A rural health system was established. Every commune got its own small hospital, and every brigade had its own health station.

Life expectancy improved markedly. According to Xu, “In 1947, life expectancy in Songzi was 28.3 years; by 1979, life expectancy had reached 59.73 years”.

Summarising, Xu writes that “the socialist model had remarkable achievements”.

Problems

However, the system had serious problems, According to Xu, there was democracy at the team level — teams could elect their leaders — but a lack of democracy at higher levels. Commune officials were appointed from above. This resulted in “stratification” and a “cadre-peasant, manager-worker divide”.

There was abuse of power by some cadres and slackness and incompetence by others. Xu says that one third of collectives were "not in good shape".

Decollectivisation

From 1980–85, collective farming was replaced by the “household responsibility system”. Formally, the land was still owned by the collective, but it was broken up into small plots that were allocated to households to manage. In practice, this meant the end of collective farming.

But family farms on small plots of land did not bring general prosperity. In 1999 a local cadre, Li Changping, wrote a famous letter to Premier Zhu Rongji, stating that “the life of the peasants is extremely hard, the rural areas extremely poverty-stricken, and the prospect of agriculture extremely precarious”.

Xu writes that decollectivisation was imposed from above. It was not the result of spontaneous actions by the peasants as is sometimes claimed. However, it met little resistance due to lack of democracy in the communes.

Rural poverty led many peasants to seek work in the cities. Some sold their land use rights to their richer neighbours. Capitalist farming began to develop.

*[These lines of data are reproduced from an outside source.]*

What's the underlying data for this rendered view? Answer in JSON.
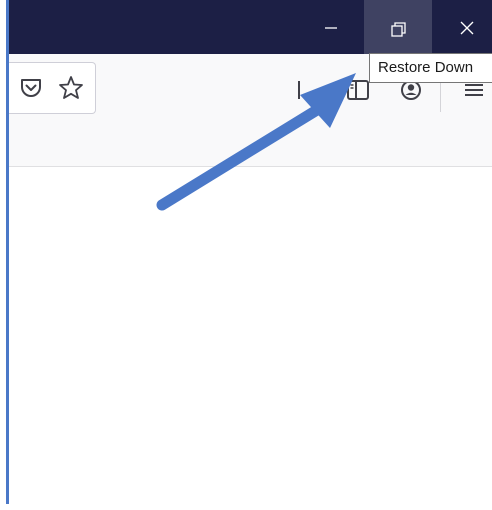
{
  "window_controls": {
    "minimize_icon": "minimize-icon",
    "restore_icon": "restore-down-icon",
    "close_icon": "close-icon"
  },
  "tooltip": {
    "text": "Restore Down"
  },
  "toolbar": {
    "icons": [
      "pocket-icon",
      "bookmark-star-icon",
      "library-icon",
      "sidebar-icon",
      "account-icon",
      "menu-icon"
    ]
  },
  "annotation": {
    "arrow_color": "#4a78c8"
  },
  "colors": {
    "titlebar": "#1c1f45",
    "restore_hover": "#3f4262",
    "toolbar": "#f9f9fa",
    "accent_border": "#4a78c8"
  }
}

Those displaced from the land have become migrant workers in the cities, ruthlessly exploited by foreign transnational corporations and Chinese capitalists.

Mao's role

The book is very informative and useful. One shortcoming, however, is its uncritical attitude towards Mao Zedong. Discussing the differences of opinion within the Communist Party leadership, Xu writes of Mao that “his intervention and personal charisma and authority played a crucial role in the pursuit of a socialist path in China. Sometimes it even seemed that Mao just by himself overturned the bureaucratic state machine”.

We can respect Mao's achievements without idealising him. Mao led the revolution to victory in 1949, then led the drive for collectivisation. But in my view, some of his actions contributed to undermining collectivisation, facilitating its rapid decline after his death.

In many areas collectivisation was introduced too hastily, particularly during the GLF. Mao's voluntarist rhetoric helped create the climate for this haste, resulting in a top-down approach, which continued even after the end of the GLF.

During the Cultural Revolution, Mao used his prestige to mobilise youth to attack supposed “capitalist roaders”. This resulted in many people being humiliated, assaulted and even killed for no good reason. Victims included many high school and university teachers, as well as Mao's opponents within the CCP.

The army was brought in to restore order. Mao was forced to compromise with his opponents.

In the early 1970s, China formed a de facto alliance with the United States and other Western powers against the Soviet Union. China's foreign policy became generally reactionary.  Both Mao and his opponents seem to have agreed on this turn.

This led to a failure to educate the Chinese people about the crimes of capitalist governments and the evils of the capitalist system. Although this did not immediately result in capitalist restoration in China, it prepared the ground for it ideologically, and made it easier for the post-Mao leadership to begin undermining collective agriculture and state-owned industry.